The genkan is, simply put, where one leaves one's footwear on entering. Like so many elements of Japanese culture, while appearing simple, there is nothing simple about it.
The necessity of removing one's shoes before entering a home, and the tendency to sit on flat cushions on the floor beside low tables, are elements of the past that live on very strongly in modern Japanese lifestyles. The genkan solves the problems of both where to remove one's shoes and where to leave them.
When the front door of a Japanese home is opened, one is greeted first by the host, and indirectly by a rough-floored rectangle, beyond which a low step offers entry on to a carefully floored or carpeted surface. Technically, the genkan, that lower section of floor just inside the door, is a token of 'the outside', whereas when one takes a step up into the home proper, that is 'the inside'.
Shoes, sandals, coats and umbrellas are definitely items for the outdoors, and they remain firmly 'outside' in the genkan; footwear on the floor, or on a special shelf, umbrellas in a special stand, and coats on a rack or peg. In contrast, socks are, by definition, 'clean' (or they should be!), and so they are worn indoors, and most hosts will provide slippers for guests to wear inside for warmth or comfort. Japanese slippers typically come in one size (that doesn't quite fit anyone) making walking difficult, but the slipper shuffle is easily learned, though slippers are a whole separate subject.
Where access to a traditional building is by way of screen doors, then the adjacent step serves as the token genkan where footwear is left.
Opening day at the Ebetsu International School. Though the entrance is carpeted it still serves as the place to change one's shoes to slippers.
One can think of the genkan as akin to the porch that overhangs and encloses the doorway at a western home, allowing the home comer to close the porch door on the outer elements, remove coat and boots, before opening the main door into the house.
The genkan is like a porch that has been intruded into the home; or conversely the porch is like a genkan that has been extruded outside the home. The big difference being that it is impractical to have a porch if you live in an apartment building or a 'mansion' (Japanese for condominium), whereas the genkan is more universally practical.
Genkan etiquette
Genkan etiquette, like so much of Japanese etiquette, is precise but rarely explained, leaving the first time visitor floundering as to quite what to do.
It is not enough just to remove one's shoes here and step up and inside; there is a right way and a wrong way of doing this. The wrong way is to pull off your shoes, drop them on the floor (or heaven forbid on the carpet), step on the lower section of floor with your socks (which have now become dirty in every possible sense of the word), and then step up and into the home.
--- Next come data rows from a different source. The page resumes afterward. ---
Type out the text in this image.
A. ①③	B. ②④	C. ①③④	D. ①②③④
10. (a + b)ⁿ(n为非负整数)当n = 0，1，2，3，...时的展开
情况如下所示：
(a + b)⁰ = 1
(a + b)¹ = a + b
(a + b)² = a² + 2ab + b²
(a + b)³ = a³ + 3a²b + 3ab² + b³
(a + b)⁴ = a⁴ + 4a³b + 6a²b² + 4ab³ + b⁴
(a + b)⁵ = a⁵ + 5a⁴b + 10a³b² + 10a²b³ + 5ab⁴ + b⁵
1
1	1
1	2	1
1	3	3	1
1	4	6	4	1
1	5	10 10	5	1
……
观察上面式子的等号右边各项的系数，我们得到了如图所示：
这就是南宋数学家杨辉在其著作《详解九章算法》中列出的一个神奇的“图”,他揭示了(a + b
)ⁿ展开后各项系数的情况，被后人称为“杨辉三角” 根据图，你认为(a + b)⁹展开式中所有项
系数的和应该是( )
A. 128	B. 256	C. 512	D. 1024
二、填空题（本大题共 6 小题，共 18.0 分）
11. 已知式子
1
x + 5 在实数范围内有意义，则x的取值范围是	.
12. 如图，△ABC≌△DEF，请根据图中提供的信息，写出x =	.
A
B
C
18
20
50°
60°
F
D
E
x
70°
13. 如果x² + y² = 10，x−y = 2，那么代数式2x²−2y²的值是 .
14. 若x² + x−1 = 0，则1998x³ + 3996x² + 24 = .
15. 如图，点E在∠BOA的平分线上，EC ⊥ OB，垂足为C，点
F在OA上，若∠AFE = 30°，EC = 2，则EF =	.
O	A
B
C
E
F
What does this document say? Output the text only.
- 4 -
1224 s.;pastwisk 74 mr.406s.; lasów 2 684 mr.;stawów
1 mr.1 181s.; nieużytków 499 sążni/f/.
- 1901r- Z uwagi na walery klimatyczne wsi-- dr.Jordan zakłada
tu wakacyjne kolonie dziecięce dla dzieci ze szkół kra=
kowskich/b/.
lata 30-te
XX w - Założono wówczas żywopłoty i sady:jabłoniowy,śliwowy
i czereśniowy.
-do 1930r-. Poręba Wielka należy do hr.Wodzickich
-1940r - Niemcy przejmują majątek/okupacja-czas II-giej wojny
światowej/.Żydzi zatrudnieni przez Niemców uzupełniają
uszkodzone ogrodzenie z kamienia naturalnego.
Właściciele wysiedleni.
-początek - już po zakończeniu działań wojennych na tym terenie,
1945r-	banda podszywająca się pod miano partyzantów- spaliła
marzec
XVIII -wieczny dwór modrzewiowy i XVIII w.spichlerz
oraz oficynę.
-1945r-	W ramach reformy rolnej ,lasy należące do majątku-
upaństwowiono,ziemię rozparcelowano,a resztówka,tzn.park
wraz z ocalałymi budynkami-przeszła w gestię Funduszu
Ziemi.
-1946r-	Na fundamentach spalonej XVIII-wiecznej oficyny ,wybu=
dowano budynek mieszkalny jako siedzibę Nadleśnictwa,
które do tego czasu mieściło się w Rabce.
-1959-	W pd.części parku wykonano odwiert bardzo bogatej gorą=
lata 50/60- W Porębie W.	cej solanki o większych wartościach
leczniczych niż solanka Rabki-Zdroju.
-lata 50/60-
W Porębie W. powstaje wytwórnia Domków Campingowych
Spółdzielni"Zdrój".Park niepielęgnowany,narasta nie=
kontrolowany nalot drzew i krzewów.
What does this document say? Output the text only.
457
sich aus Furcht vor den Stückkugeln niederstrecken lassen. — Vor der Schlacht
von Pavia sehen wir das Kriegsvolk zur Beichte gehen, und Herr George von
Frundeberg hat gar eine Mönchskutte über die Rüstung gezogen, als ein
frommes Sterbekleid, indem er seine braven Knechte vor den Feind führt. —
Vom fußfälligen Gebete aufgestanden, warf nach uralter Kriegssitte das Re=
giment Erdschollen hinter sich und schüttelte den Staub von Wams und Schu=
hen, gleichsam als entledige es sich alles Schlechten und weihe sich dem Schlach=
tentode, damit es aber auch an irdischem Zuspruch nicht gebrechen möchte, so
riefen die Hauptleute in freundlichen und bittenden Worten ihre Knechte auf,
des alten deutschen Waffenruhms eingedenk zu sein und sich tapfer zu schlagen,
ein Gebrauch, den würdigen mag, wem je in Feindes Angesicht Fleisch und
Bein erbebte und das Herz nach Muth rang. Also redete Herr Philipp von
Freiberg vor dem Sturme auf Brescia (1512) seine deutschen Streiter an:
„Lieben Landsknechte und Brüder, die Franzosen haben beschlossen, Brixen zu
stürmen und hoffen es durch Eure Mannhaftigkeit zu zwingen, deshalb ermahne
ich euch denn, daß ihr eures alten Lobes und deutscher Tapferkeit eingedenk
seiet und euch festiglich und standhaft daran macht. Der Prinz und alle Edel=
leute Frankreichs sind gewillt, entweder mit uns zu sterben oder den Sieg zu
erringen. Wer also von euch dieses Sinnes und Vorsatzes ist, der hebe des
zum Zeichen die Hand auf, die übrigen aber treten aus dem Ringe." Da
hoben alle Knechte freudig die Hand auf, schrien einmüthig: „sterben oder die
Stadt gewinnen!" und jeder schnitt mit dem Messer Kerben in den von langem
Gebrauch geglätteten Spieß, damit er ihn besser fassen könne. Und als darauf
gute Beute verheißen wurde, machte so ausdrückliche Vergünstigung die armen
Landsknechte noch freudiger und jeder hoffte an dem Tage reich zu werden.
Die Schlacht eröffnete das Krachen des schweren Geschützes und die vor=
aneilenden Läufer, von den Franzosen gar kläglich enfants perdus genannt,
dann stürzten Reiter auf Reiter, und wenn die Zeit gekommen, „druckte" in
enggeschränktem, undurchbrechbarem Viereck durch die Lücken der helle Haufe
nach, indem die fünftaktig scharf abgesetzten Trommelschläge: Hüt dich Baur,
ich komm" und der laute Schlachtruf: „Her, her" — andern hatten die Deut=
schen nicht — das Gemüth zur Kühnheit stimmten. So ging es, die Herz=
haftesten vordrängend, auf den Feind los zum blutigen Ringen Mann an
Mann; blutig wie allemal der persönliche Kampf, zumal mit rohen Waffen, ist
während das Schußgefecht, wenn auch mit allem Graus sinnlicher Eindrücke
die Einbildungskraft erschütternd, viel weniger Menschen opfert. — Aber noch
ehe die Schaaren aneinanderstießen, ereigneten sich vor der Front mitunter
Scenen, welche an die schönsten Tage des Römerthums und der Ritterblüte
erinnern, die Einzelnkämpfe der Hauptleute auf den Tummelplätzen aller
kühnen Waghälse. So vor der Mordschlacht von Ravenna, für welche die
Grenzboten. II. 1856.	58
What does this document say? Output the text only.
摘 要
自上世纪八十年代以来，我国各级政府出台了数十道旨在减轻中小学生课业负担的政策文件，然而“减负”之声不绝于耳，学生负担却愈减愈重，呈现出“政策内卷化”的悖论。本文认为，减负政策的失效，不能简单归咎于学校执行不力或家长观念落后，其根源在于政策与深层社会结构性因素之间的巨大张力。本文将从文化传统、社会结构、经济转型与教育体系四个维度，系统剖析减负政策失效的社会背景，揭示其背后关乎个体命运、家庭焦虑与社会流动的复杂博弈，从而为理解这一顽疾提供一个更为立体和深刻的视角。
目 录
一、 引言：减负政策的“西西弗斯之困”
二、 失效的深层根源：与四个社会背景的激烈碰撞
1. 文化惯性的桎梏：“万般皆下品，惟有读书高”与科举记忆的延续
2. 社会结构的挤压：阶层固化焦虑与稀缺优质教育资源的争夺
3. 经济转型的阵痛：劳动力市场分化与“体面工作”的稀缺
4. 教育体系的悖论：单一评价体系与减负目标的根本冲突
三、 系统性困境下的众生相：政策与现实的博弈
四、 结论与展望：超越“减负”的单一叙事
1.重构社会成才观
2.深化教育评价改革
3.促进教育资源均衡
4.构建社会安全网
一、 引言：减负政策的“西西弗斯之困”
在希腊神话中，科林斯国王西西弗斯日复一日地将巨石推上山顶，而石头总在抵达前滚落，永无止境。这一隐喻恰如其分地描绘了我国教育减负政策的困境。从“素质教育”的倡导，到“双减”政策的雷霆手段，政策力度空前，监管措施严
The right way is to toe and heel your shoes so that you step out of them gracefully, leaving them down on the 'outer' floor of the genkan while you step up directly from your footwear into the home without your socks ever touching the 'outside' floor.
The fact that the genkan floor will most likely have been swept spotlessly clean by your host before your arrival is irrelevant.
Correct use of the genkan is as much a cultural ideal as it is practical common sense, it reflects deeply held Japanese views and attitudes to the concepts of 'inside', 'outside', and cleanliness, and in the simplest practical terms avoids tracking dirt into the home.